Andy Koenigsberg
Oct 31, 2021
About a year ago, activists were dancing on the grave of the petroleum industry. Prices were so depressed that drilling had all but ceased. Smaller companies that specialized in fracking had gone belly up in job lots. Crude oil tankers were idling off the California coast because they couldn’t unload their cargos, in the same way container ships are today.
Over the last few months, the price of crude oil has gone up by 106%, natural gas by 58%, gasoline by 56%, and coal by 35%.
Ouch. Why is this happening?
There are many factors at play which will plague the energy markets for quite a while. It’s pretty much another Covid-inspired supply chain problem, seasoned with geopolitics, sprinkled with poor planning (of course), and leavened by bad weather worldwide.
Fossil fuels are commodities traded on the futures market. Prices shift based on expectations, and currently, markets expect that supply will outstrip demand for quite a while, perhaps another year, I suspect.
The petroleum industry is not dead, but it’s not running sprints either. It takes time to bring back idled drilling rigs and hook up wells to the infrastructure needed to bring oil and gas to market. Category 4 hurricanes which shut down oil and gas production in the Gulf of Mexico don’t help either.
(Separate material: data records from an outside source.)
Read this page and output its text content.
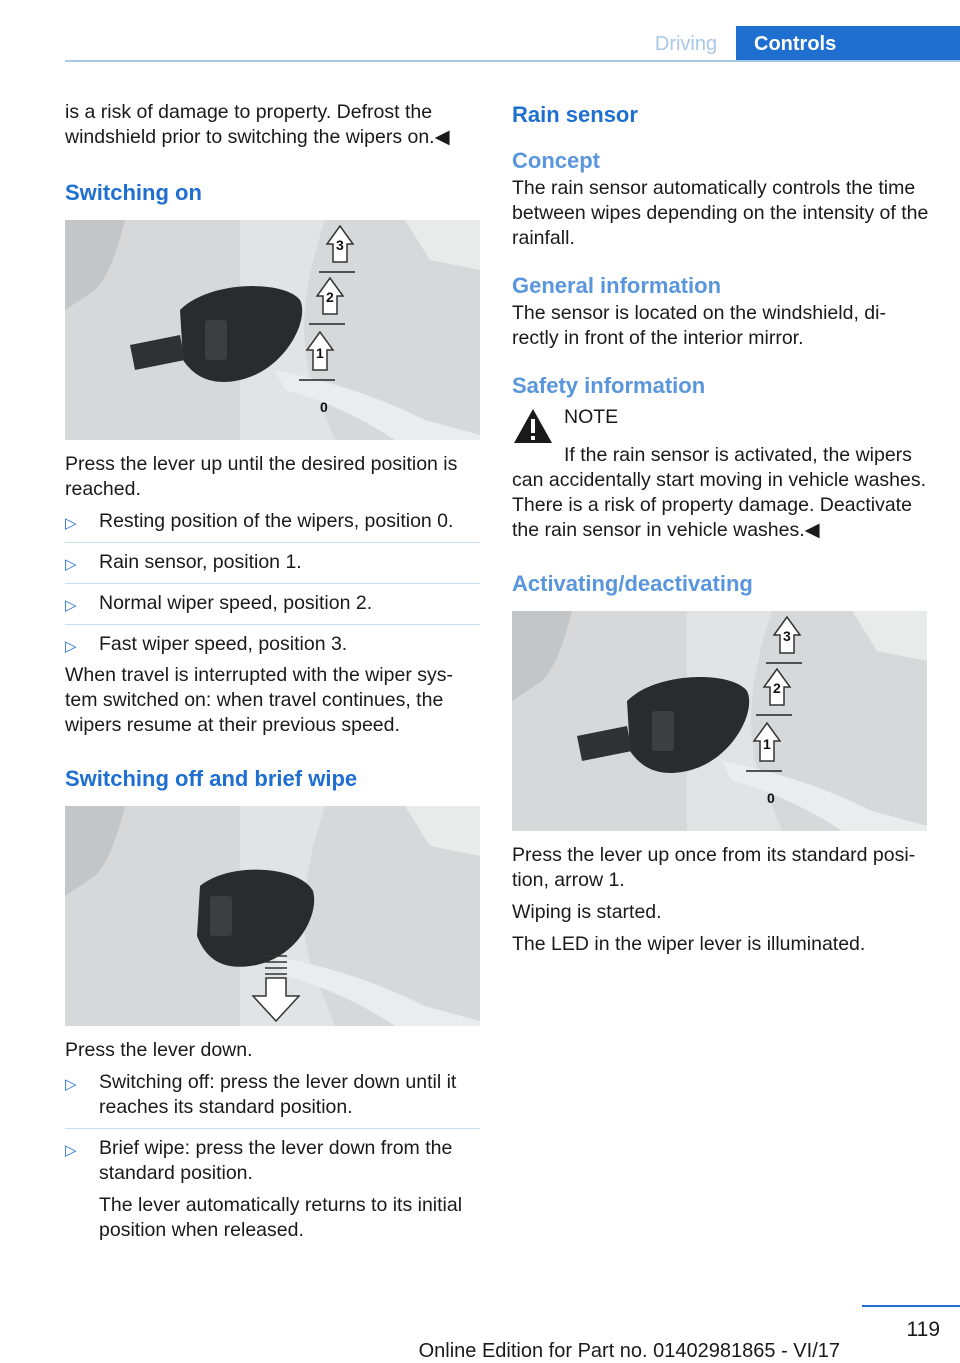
Driving	Controls

is a risk of damage to property. Defrost the windshield prior to switching the wipers on.◀

Switching on
3
2
1
0

Press the lever up until the desired position is reached.

▷ Resting position of the wipers, position 0.
▷ Rain sensor, position 1.
▷ Normal wiper speed, position 2.
▷ Fast wiper speed, position 3.

When travel is interrupted with the wiper sys‐tem switched on: when travel continues, the wipers resume at their previous speed.

Switching off and brief wipe

Press the lever down.

▷ Switching off: press the lever down until it reaches its standard position.
▷ Brief wipe: press the lever down from the standard position.
The lever automatically returns to its initial position when released.
Rain sensor
Concept

The rain sensor automatically controls the time between wipes depending on the intensity of the rainfall.

General information

The sensor is located on the windshield, di‐rectly in front of the interior mirror.

Safety information

NOTE

If the rain sensor is activated, the wipers can accidentally start moving in vehicle washes. There is a risk of property damage. Deactivate the rain sensor in vehicle washes.◀

Activating/deactivating
3
2
1
0

Press the lever up once from its standard posi‐tion, arrow 1.

Wiping is started.

The LED in the wiper lever is illuminated.

119
Online Edition for Part no. 01402981865 - VI/17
Robinson Meyer of The Atlantic points out that natural gas has become the go-to fuel of choice. Over the last decade, countries integrated natural gas into the world’s energy system because it was cheap, reliable, and plentiful. Today, gas is none of these things because everyone wants it and wants it NOW.
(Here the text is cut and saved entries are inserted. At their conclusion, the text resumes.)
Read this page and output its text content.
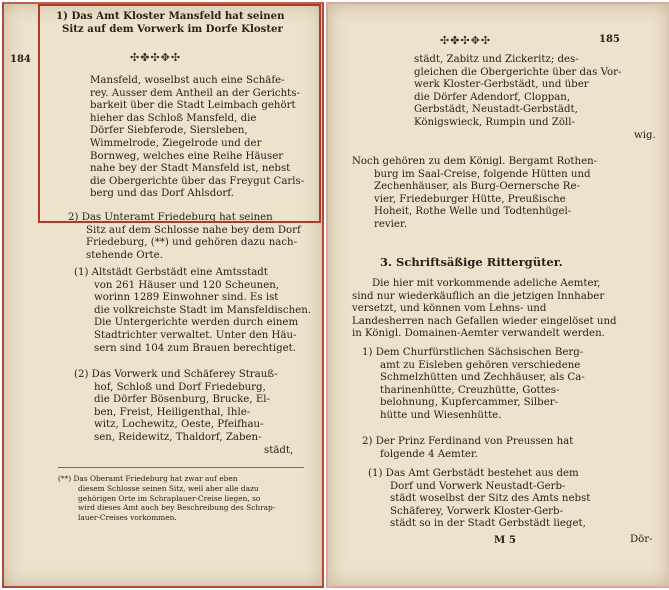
1) Das Amt Kloster Mansfeld hat seinen
Sitz auf dem Vorwerk im Dorfe Kloster
184	✣✤✣✥✣
Mansfeld, woselbst auch eine Schäfe-
rey. Ausser dem Antheil an der Gerichts-
barkeit über die Stadt Leimbach gehört
hieher das Schloß Mansfeld, die
Dörfer Siebferode, Siersleben,
Wimmelrode, Ziegelrode und der
Bornweg, welches eine Reihe Häuser
nahe bey der Stadt Mansfeld ist, nebst
die Obergerichte über das Freygut Carls-
berg und das Dorf Ahlsdorf.
2) Das Unteramt Friedeburg hat seinen
Sitz auf dem Schlosse nahe bey dem Dorf
Friedeburg, (**) und gehören dazu nach-
stehende Orte.
(1) Altstädt Gerbstädt eine Amtsstadt
von 261 Häuser und 120 Scheunen,
worinn 1289 Einwohner sind. Es ist
die volkreichste Stadt im Mansfeldischen.
Die Untergerichte werden durch einem
Stadtrichter verwaltet. Unter den Häu-
sern sind 104 zum Brauen berechtiget.
(2) Das Vorwerk und Schäferey Strauß-
hof, Schloß und Dorf Friedeburg,
die Dörfer Bösenburg, Brucke, El-
ben, Freist, Heiligenthal, Ihle-
witz, Lochewitz, Oeste, Pfeifhau-
sen, Reidewitz, Thaldorf, Zaben-
städt,
(**) Das Oberamt Friedeburg hat zwar auf eben
diesem Schlosse seinen Sitz, weil aber alle dazu
gehörigen Orte im Schraplauer-Creise liegen, so
wird dieses Amt auch bey Beschreibung des Schrap-
lauer-Creises vorkommen.
✣✤✣✥✣	185
städt, Zabitz und Zickeritz; des-
gleichen die Obergerichte über das Vor-
werk Kloster-Gerbstädt, und über
die Dörfer Adendorf, Cloppan,
Gerbstädt, Neustadt-Gerbstädt,
Königswieck, Rumpin und Zöll-
wig.
Noch gehören zu dem Königl. Bergamt Rothen-
burg im Saal-Creise, folgende Hütten und
Zechenhäuser, als Burg-Oernersche Re-
vier, Friedeburger Hütte, Preußische
Hoheit, Rothe Welle und Todtenhügel-
revier.
3. Schriftsäßige Rittergüter.
Die hier mit vorkommende adeliche Aemter,
sind nur wiederkäuflich an die jetzigen Innhaber
versetzt, und können vom Lehns- und
Landesherren nach Gefallen wieder eingelöset und
in Königl. Domainen-Aemter verwandelt werden.
1) Dem Churfürstlichen Sächsischen Berg-
amt zu Eisleben gehören verschiedene
Schmelzhütten und Zechhäuser, als Ca-
tharinenhütte, Creuzhütte, Gottes-
belohnung, Kupfercammer, Silber-
hütte und Wiesenhütte.
2) Der Prinz Ferdinand von Preussen hat
folgende 4 Aemter.
(1) Das Amt Gerbstädt bestehet aus dem
Dorf und Vorwerk Neustadt-Gerb-
städt woselbst der Sitz des Amts nebst
Schäferey, Vorwerk Kloster-Gerb-
städt so in der Stadt Gerbstädt lieget,
M 5	Dör-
First, Meyer observes that liquified natural gas (LNG) is now shipped around the world, so gas markets are not limited by pipeline transport and distribution systems. LNG is treated as a tradable commodity just like crude oil. As their economies recover, Europe and Asia are competing for the same limited supplies currently on LNG tankers, driving prices up.
Russia is also making trouble by limiting the amount of gas it sends to Europe through its pipelines as part of its foreign policy.
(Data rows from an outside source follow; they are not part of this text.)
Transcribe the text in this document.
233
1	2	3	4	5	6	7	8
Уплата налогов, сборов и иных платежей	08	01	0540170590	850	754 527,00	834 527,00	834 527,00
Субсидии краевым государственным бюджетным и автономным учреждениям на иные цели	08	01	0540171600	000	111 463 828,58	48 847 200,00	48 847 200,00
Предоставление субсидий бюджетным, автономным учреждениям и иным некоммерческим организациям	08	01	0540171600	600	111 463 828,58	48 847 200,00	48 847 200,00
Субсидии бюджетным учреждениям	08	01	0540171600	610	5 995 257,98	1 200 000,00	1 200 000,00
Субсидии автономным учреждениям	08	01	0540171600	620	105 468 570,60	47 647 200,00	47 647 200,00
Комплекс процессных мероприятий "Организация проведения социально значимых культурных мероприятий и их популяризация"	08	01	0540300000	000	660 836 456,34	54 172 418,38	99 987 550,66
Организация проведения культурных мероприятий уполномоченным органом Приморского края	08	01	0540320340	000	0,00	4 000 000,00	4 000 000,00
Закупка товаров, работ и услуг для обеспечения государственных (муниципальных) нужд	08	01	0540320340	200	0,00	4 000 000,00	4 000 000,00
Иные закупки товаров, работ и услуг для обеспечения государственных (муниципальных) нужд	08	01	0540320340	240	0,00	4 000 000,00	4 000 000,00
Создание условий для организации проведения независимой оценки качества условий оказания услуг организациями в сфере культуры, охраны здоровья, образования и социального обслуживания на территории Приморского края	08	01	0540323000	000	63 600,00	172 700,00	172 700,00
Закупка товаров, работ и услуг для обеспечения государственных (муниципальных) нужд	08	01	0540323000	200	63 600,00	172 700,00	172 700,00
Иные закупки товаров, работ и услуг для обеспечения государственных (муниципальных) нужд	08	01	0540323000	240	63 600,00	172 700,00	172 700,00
Second, coal is still the king of power production throughout the world, but coal markets are as screwed up as other energy commodities. Bloomberg estimates that US coal production has dropped by 40% over the last six years due to the continued shift to natural gas. According to Reuters, China cannot get enough coal to run its power plants and is instituting blackouts. A trade dispute with Australia shut down that source. China is now buying coal from Europe and South Asia, which means those regions don’t have enough for their own needs.
Third, Meyers says that oil, the main transportation fuel, is also an alternative fuel for power plants. For some reason, like making more money, OPEC decided that maybe it’s not going to open its spigots as fast as needed to meet the rising demand, something it could do quite easily.
Fareed Zakaria, in a recent Washington Post column, discussed another problem contributing to this situation. Investment in fossil fuels has plummeted. Investment funds, large pension systems, and endowments have mostly turned away from them for environmental reasons or because they are a bad bet in the long run. As I wrote a year ago, even oil companies are writing off reserves. Existing Federal leases are either unused or have no takers. It’s hard to drill when no one will finance you.
Zakaria observed that at the moment there is nothing to fill the void left by a fossil-fuel energy sector disrupted by the pandemic and long-term investment decline. Grid-scale wind and solar energy are experiencing exponentially rapid growth. They contribute 12% of US annual energy production according to the US Energy Information Agency, but it’s not near enough right now. Zakaria wrote that “it would require a 2,500 percent increase in production and deployment to have wind and solar fully replace fossil fuels [worldwide], which is not going to happen in the next few years.”
In my opinion, nuclear power cannot fill the gap either. The industry has been stagnant for decades. The years-long lead times to build very complex plants which have historically been uneconomic make it a poor choice.
Natural gas has long been considered a transitional fuel because it’s much cleaner in all aspects than coal. The problem is that we never seriously started the transition away from gas to green energy. In the US, we’ve been patting ourselves on the back because we reduced our national carbon footprint by switching from coal to gas. How’s that working out for us today?
Winston Churchill said “Never let a good crisis go to waste”. Now that an energy shortage has put us in a bind, perhaps we can hurry the transition along?
Alternative energy technologies cannot fill the void caused by this particular extraordinary and rapid convergence of events, but so what?
With high energy prices, now is the time to invest in scaling up alternative energy, making our electric distribution grids better at getting generated energy from source to consumer, as well as storing it. We have the technology. An analysis by the Lawrence Berkeley National Laboratory estimates that this transition could be accomplished within a couple of decades in an affordable manner. It’s engineering, not wishful thinking.
This “energy crisis” is a crisis of poor planning and risk management on all levels. It’s also an opportunity. We probably won’t, but we could take advantage of it if we wanted to.